Overview
This model, deepkick/qwen3-4b-advanced-sft-v13-merged, is a 4 billion parameter language model derived from the Qwen/Qwen3-4B-Instruct-2507 base model. It has undergone a LoRA SFT (Supervised Fine-Tuning) process, with the adapter merged directly into the base model for seamless deployment.
Key Capabilities
- Advanced Agentic Task Performance: Specifically fine-tuned using the
u-10bei/sft_alfworld_trajectory_dataset_v5, which focuses on complex trajectory-based tasks, making it suitable for agentic applications. - Optimized for AgentBench: Designed with a particular focus on performance within AgentBench Advanced evaluations, indicating its strength in environments requiring sophisticated decision-making and planning.
- vLLM Compatibility: The LoRA adapter has been merged, and there are no tokenizer vocabulary modifications, ensuring compatibility with vLLM for efficient inference.
Training Details
- Base Model: Qwen/Qwen3-4B-Instruct-2507
- Dataset:
u-10bei/sft_alfworld_trajectory_dataset_v5 - Method: LoRA SFT (merged)

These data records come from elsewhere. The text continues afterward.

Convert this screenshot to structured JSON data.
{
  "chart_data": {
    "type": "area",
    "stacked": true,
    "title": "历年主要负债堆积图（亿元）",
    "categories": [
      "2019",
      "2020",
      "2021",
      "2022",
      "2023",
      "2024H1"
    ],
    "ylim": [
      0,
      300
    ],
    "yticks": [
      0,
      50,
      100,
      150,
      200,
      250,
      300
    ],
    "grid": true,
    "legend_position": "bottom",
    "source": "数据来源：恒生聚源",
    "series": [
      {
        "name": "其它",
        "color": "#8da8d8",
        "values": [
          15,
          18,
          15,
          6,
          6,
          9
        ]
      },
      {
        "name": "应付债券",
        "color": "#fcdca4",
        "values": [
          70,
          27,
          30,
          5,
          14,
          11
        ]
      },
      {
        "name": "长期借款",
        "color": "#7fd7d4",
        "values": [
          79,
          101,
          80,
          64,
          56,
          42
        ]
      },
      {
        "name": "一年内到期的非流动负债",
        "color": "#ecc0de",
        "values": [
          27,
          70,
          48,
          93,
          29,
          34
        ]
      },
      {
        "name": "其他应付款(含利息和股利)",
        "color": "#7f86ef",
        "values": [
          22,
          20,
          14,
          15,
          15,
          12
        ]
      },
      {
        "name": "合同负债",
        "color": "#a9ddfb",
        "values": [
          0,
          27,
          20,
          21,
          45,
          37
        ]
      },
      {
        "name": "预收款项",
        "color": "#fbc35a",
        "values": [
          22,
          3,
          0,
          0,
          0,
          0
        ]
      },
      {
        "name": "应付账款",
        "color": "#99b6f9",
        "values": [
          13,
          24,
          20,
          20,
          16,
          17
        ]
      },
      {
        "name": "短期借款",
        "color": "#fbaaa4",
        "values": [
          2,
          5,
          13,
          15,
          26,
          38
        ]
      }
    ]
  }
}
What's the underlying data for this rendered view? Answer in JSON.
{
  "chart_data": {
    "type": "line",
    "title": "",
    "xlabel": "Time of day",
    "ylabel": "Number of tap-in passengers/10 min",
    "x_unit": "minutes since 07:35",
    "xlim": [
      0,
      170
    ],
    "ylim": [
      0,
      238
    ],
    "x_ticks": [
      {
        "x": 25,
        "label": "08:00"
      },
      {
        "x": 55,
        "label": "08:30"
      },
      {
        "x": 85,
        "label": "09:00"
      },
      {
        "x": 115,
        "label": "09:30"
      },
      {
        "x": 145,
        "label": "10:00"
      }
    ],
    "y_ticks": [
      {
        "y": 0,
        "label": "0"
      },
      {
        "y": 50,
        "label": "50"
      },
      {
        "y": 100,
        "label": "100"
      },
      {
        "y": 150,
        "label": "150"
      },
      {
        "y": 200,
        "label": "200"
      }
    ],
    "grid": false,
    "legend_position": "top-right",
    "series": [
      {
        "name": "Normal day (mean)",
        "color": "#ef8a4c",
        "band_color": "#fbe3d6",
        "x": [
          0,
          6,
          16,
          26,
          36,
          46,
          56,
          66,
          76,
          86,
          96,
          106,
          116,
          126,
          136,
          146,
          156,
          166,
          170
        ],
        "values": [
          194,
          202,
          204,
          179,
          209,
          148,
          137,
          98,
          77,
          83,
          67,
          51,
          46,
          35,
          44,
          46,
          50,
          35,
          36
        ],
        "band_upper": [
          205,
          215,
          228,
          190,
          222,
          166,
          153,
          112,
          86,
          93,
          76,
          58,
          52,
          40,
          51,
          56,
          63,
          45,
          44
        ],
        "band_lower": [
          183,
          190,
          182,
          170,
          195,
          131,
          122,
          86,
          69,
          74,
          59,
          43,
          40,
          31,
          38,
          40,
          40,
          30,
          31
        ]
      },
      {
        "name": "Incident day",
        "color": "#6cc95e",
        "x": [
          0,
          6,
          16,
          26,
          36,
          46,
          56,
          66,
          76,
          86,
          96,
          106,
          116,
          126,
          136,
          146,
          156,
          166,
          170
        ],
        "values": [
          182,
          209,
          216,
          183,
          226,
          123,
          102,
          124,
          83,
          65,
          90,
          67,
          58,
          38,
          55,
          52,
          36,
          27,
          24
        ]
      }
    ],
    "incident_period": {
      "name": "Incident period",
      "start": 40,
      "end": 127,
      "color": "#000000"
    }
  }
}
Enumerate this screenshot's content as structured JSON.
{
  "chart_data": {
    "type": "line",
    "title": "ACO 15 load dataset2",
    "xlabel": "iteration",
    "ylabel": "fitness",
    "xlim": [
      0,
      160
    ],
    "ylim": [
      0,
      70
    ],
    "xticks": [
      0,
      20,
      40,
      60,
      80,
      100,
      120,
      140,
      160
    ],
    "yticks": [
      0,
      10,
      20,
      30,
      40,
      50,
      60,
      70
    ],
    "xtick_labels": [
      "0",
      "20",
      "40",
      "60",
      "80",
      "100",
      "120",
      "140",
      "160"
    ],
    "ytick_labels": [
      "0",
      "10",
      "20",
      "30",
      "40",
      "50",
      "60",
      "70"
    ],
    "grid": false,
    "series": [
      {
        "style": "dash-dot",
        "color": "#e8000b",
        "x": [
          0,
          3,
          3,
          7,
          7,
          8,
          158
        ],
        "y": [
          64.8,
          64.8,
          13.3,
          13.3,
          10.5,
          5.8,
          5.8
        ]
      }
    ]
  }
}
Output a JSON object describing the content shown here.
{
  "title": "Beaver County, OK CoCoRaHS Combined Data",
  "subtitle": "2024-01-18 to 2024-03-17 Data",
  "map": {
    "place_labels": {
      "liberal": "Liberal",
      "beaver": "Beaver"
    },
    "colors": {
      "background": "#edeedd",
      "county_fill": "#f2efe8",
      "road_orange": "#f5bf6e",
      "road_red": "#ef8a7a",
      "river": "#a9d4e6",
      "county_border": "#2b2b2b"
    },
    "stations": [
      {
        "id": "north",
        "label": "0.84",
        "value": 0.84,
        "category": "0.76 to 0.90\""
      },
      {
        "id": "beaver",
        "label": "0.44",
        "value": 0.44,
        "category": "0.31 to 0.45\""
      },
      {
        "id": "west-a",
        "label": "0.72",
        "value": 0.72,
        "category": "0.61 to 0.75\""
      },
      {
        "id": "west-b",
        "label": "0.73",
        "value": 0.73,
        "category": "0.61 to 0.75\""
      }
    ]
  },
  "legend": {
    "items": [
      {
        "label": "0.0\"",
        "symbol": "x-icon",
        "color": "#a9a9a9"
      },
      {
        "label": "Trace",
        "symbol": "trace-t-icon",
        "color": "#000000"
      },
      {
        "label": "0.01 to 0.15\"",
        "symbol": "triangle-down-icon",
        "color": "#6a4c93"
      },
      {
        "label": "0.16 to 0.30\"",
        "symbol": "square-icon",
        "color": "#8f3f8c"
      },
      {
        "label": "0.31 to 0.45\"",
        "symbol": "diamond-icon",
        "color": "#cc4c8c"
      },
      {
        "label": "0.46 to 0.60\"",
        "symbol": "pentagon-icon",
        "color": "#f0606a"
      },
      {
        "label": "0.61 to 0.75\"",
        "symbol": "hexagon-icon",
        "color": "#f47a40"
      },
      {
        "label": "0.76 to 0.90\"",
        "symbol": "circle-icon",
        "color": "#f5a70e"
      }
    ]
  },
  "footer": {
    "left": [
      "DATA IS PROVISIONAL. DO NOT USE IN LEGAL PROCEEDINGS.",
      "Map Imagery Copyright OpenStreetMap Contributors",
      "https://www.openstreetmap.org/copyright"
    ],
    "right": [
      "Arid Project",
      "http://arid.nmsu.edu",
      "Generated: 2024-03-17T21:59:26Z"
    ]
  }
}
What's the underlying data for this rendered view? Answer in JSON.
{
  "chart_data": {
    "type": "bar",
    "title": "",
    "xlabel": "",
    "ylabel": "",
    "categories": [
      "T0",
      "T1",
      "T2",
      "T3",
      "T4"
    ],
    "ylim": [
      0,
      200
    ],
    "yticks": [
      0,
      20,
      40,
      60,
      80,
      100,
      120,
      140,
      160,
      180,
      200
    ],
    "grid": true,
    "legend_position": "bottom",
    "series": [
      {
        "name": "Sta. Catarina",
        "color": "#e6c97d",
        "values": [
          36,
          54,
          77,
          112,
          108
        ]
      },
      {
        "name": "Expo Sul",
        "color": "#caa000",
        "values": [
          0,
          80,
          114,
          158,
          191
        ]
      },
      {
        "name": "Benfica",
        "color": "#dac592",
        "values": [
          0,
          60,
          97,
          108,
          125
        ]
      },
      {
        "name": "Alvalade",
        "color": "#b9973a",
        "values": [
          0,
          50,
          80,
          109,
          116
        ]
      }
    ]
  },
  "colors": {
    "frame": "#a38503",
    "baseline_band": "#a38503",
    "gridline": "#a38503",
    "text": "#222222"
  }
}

- Max Sequence Length: 4096 tokens
- Epochs: 1
- Learning Rate: 1e-06
- LoRA Configuration: r=32, alpha=128
Good For
- Developers working on AI agents requiring robust performance in complex, trajectory-based environments.
- Researchers and practitioners involved in AgentBench Advanced evaluations.
- Applications demanding a Qwen3-4B variant with enhanced capabilities for structured, sequential reasoning.